ひきこもりろん

広告ライターからエンジニアに転職し、現在はYouTuberデビューを目論んでいる「ひきこもり志願者」が日々の妄想を書き散らかすブログ。

【32日目】夢オチと一カ月の日

昨日は炬燵(こたつ)の誘惑にまんまと籠絡された私だが、薄れゆく意識の中で「明日こそは朝9時前に起床して、人間らしい生活を送ろう」と決意していた。

そして今朝。けたたましいアラームの音で目を覚ますと、時刻は8時55分を指していた。私はアラームを止めると同時にテレビをつける。

ここまでの流れは完璧だった。今日の午前中に残るミッションは、選挙に行って食料を買い込み、台風の襲撃に備えることだけである。それさえ済ませれば、午後は優雅に珈琲を飲みながらブログの更新に専念できる。

何を隠そう、この「ひきこもりろん」も投稿を始めてからちょうど一カ月が経つ。毎日更新する気など更々無かったのだが、恋人や友人、会社の先輩やSNSで知り合った方々から「おもしろい」というお言葉を頂けるたびに嬉しくなり、ついつい筆を取ってしまった。

しかしその一方で、私は自分の記事の無益さ加減にもいい加減辟易している。こんな出涸らしの茶のような貧相極まりない妄想を垂れ流し続ければ、いつの日か読者も離れていくことだろう。

そろそろSEOとやらを意識しつつ、何らかのテーマに絞ったブログに改造していく必要があるのかも知れない。そしてそんな改変を行うなら、今日のような節目の日こそ相応しいだろう。

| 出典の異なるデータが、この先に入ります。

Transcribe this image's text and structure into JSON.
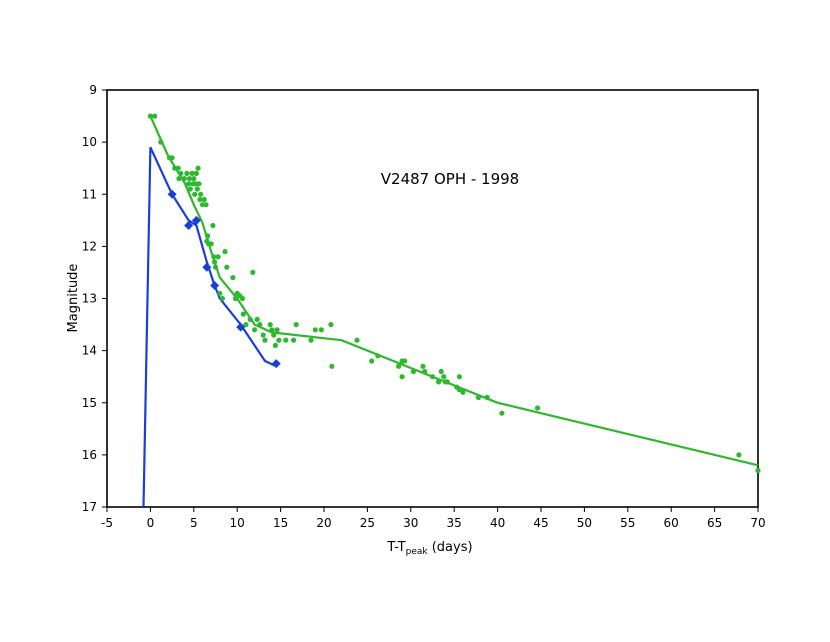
{
  "chart_data": {
    "type": "scatter",
    "title": "V2487 OPH - 1998",
    "xlabel": {
      "main": "T-T",
      "sub": "peak",
      "tail": " (days)"
    },
    "ylabel": "Magnitude",
    "xlim": [
      -5,
      70
    ],
    "ylim": [
      9,
      17
    ],
    "y_inverted": true,
    "grid": false,
    "x_ticks": [
      "-5",
      "0",
      "5",
      "10",
      "15",
      "20",
      "25",
      "30",
      "35",
      "40",
      "45",
      "50",
      "55",
      "60",
      "65",
      "70"
    ],
    "y_ticks": [
      "9",
      "10",
      "11",
      "12",
      "13",
      "14",
      "15",
      "16",
      "17"
    ],
    "colors": {
      "green": "#2db82d",
      "blue": "#1a3fd6"
    },
    "series": [
      {
        "color": "#2db82d",
        "marker": "circle",
        "points": [
          [
            0.0,
            9.5
          ],
          [
            0.5,
            9.5
          ],
          [
            1.2,
            10.0
          ],
          [
            2.2,
            10.3
          ],
          [
            2.5,
            10.3
          ],
          [
            2.8,
            10.5
          ],
          [
            3.2,
            10.5
          ],
          [
            3.5,
            10.6
          ],
          [
            3.3,
            10.7
          ],
          [
            3.9,
            10.7
          ],
          [
            4.2,
            10.6
          ],
          [
            4.4,
            10.8
          ],
          [
            4.5,
            10.7
          ],
          [
            4.6,
            10.9
          ],
          [
            4.8,
            10.6
          ],
          [
            4.9,
            10.8
          ],
          [
            5.0,
            10.7
          ],
          [
            5.1,
            11.0
          ],
          [
            5.2,
            10.8
          ],
          [
            5.3,
            10.6
          ],
          [
            5.4,
            10.9
          ],
          [
            5.5,
            10.5
          ],
          [
            5.6,
            10.8
          ],
          [
            5.7,
            11.1
          ],
          [
            5.8,
            11.0
          ],
          [
            6.0,
            11.2
          ],
          [
            6.2,
            11.1
          ],
          [
            6.4,
            11.2
          ],
          [
            6.5,
            11.9
          ],
          [
            6.6,
            11.8
          ],
          [
            6.7,
            11.95
          ],
          [
            7.0,
            11.95
          ],
          [
            7.2,
            11.6
          ],
          [
            7.3,
            12.2
          ],
          [
            7.4,
            12.3
          ],
          [
            7.5,
            12.4
          ],
          [
            7.8,
            12.2
          ],
          [
            8.0,
            12.9
          ],
          [
            8.3,
            13.0
          ],
          [
            8.6,
            12.1
          ],
          [
            8.8,
            12.4
          ],
          [
            9.5,
            12.6
          ],
          [
            9.8,
            13.0
          ],
          [
            10.0,
            12.9
          ],
          [
            10.3,
            12.95
          ],
          [
            10.6,
            13.0
          ],
          [
            10.7,
            13.3
          ],
          [
            11.0,
            13.5
          ],
          [
            11.5,
            13.4
          ],
          [
            11.8,
            12.5
          ],
          [
            12.0,
            13.6
          ],
          [
            12.3,
            13.4
          ],
          [
            12.6,
            13.5
          ],
          [
            13.0,
            13.7
          ],
          [
            13.2,
            13.8
          ],
          [
            13.8,
            13.5
          ],
          [
            14.0,
            13.6
          ],
          [
            14.2,
            13.7
          ],
          [
            14.4,
            13.9
          ],
          [
            14.6,
            13.6
          ],
          [
            14.8,
            13.8
          ],
          [
            15.6,
            13.8
          ],
          [
            16.5,
            13.8
          ],
          [
            16.8,
            13.5
          ],
          [
            18.5,
            13.8
          ],
          [
            19.0,
            13.6
          ],
          [
            19.7,
            13.6
          ],
          [
            20.8,
            13.5
          ],
          [
            20.9,
            14.3
          ],
          [
            23.8,
            13.8
          ],
          [
            25.5,
            14.2
          ],
          [
            26.2,
            14.1
          ],
          [
            28.6,
            14.3
          ],
          [
            29.0,
            14.2
          ],
          [
            29.3,
            14.2
          ],
          [
            29.0,
            14.5
          ],
          [
            30.3,
            14.4
          ],
          [
            31.4,
            14.3
          ],
          [
            31.6,
            14.4
          ],
          [
            32.5,
            14.5
          ],
          [
            33.2,
            14.6
          ],
          [
            33.5,
            14.4
          ],
          [
            33.8,
            14.5
          ],
          [
            34.0,
            14.6
          ],
          [
            34.2,
            14.6
          ],
          [
            35.6,
            14.5
          ],
          [
            35.3,
            14.7
          ],
          [
            35.6,
            14.75
          ],
          [
            36.0,
            14.8
          ],
          [
            37.8,
            14.9
          ],
          [
            38.8,
            14.9
          ],
          [
            40.5,
            15.2
          ],
          [
            44.6,
            15.1
          ],
          [
            67.8,
            16.0
          ],
          [
            70.0,
            16.3
          ]
        ]
      },
      {
        "color": "#1a3fd6",
        "marker": "diamond",
        "points": [
          [
            2.5,
            11.0
          ],
          [
            4.4,
            11.6
          ],
          [
            5.3,
            11.5
          ],
          [
            6.5,
            12.4
          ],
          [
            7.4,
            12.75
          ],
          [
            10.4,
            13.55
          ],
          [
            14.5,
            14.25
          ]
        ]
      }
    ],
    "lines": [
      {
        "color": "#2db82d",
        "points": [
          [
            0,
            9.5
          ],
          [
            2,
            10.25
          ],
          [
            4,
            10.8
          ],
          [
            5,
            11.2
          ],
          [
            6,
            11.55
          ],
          [
            7,
            12.1
          ],
          [
            8,
            12.6
          ],
          [
            9,
            12.8
          ],
          [
            10,
            13.0
          ],
          [
            12,
            13.5
          ],
          [
            14,
            13.65
          ],
          [
            22,
            13.8
          ],
          [
            40,
            15.0
          ],
          [
            70,
            16.2
          ]
        ]
      },
      {
        "color": "#1a3fd6",
        "points": [
          [
            -0.8,
            17.0
          ],
          [
            0,
            10.1
          ],
          [
            2.5,
            11.0
          ],
          [
            4.4,
            11.5
          ],
          [
            5.3,
            11.6
          ],
          [
            6.5,
            12.3
          ],
          [
            7.4,
            12.75
          ],
          [
            8,
            13.0
          ],
          [
            10.4,
            13.5
          ],
          [
            13.2,
            14.2
          ],
          [
            14.5,
            14.3
          ]
        ]
      }
    ]
  }
}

私は情熱に満ちていた。今日こそ「ひきこもりろん」を立派なブログにしてやろうと。

やたらと白黒で喪中のようなデザインも、

スマホで見ると微妙に崩れるレイアウトも、

犬のイラストだらけの一覧画面も、

まるで一貫性のないカテゴリー分けも、

すべては今日をもって終焉を迎えるのだ。

善は急げと言うことで、私は早速行動を開始しようとした。しかしそこで、一つの違和感に気付く。窓から見える風景がやたらと暗く、まるで丑三つ時のような静けさを保っているのだ。いくら台風が接近しているからと言って、この陰り具合いは異常である。

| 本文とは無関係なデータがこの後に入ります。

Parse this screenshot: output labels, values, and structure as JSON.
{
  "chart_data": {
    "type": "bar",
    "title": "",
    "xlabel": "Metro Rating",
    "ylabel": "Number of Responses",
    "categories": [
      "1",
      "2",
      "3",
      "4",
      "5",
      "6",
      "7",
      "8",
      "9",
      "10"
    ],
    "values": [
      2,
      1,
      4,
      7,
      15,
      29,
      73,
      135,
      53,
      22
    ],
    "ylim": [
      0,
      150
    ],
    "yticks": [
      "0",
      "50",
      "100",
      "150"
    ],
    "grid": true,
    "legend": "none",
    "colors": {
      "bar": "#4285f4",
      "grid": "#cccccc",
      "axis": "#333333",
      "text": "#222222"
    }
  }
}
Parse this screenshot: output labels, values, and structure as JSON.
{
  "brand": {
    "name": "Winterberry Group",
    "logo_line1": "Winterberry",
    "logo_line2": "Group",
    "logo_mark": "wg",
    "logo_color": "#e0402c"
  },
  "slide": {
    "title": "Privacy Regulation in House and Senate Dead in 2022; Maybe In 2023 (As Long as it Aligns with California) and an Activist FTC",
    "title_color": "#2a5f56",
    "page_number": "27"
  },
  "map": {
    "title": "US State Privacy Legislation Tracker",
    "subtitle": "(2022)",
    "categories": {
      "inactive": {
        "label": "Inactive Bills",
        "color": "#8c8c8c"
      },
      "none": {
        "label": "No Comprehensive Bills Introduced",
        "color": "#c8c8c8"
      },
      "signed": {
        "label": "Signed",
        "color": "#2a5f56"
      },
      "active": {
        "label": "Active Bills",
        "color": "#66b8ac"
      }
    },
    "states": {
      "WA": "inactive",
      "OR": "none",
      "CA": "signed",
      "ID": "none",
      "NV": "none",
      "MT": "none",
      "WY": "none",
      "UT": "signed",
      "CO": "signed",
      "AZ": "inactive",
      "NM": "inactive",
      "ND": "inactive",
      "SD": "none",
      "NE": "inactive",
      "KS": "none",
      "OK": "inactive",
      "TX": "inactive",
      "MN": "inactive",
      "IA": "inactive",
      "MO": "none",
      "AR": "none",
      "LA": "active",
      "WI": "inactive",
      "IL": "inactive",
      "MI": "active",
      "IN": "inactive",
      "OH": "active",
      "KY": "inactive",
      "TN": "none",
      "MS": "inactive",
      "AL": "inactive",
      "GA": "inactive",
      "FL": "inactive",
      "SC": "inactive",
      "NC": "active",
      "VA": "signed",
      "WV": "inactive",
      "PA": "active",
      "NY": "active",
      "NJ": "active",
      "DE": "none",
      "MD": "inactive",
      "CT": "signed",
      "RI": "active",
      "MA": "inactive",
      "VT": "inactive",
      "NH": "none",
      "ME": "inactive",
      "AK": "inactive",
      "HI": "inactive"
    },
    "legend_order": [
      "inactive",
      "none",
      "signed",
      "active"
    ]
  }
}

私は改めて時計に目を移した。時刻は9時30分。しかしよく見ると、午前中ではなく午後、つまり正確には21時30分を指しているではないか。

まさか、という思いで私の背筋は冷たくなった。貴重な日曜日の21時間30分を寝過ごしたとあれば、週末を楽しみにがんばってきた先週の自分に会わせる顔がない。

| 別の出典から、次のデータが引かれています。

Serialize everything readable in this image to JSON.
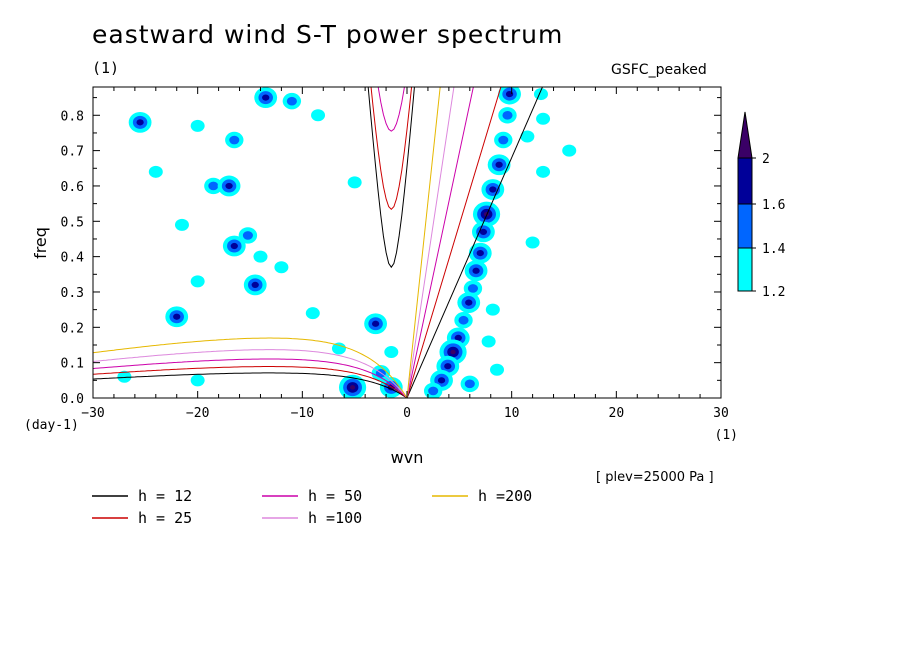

枕に顔を埋めると、思わず涙が溢れそうだった。自分の顔面を何度も枕に打ち付けたが、不思議と痛みは無かった。やがて泣きつかれたように眠りにつき、再び目を覚ますと外は明るくなっていた。

「もしかして、夢……?」

日付を確認すると、10月22日の日曜日。私は安堵した。さすがに21時過ぎまで眠ることは無いと思ったが、すべては脳が生み出した幻覚に過ぎなかったのである。

改めて時計を見てみると、時刻は正午を指していた。目標の午前9時から考えると3時間ほど超過しているが、このくらいなら許容範囲である。なにせ私はひきこもりの屑なのだ。

シャワーを浴びて、近所の「まいばすけっと」でお菓子とジュースと冷凍食品を大量に買い込み、準備は万全である。

このあとアニメか映画を少しだけ視聴して、何冊か本を読んだら本格的にブログを改造しようと思う。もし万が一、明日になって何も変わった様子が見られなかったら、この記事自体が夢だったということにして多めに見て頂きたい。なにせ私は屑なのである。

 

 

※追記1

まいばすけっと」は安くて非常に優秀だが、ドミナント戦略のおかげで私の家の近所は「まいばすけっと」だらけになりつつある。大手コンビニチェーンの店舗は日に日に減ってしまい、少し寂しさを感じている。

 

※追記2

この一カ月間、公私ともに様々な出来事があった。しかしその多くは記事にされることなく、思い出として私の心の中に保存されている。起きたことをリアルタイムにお伝えするのではなく、味噌のように発酵させてから世に放り出すのが私のスタイルである。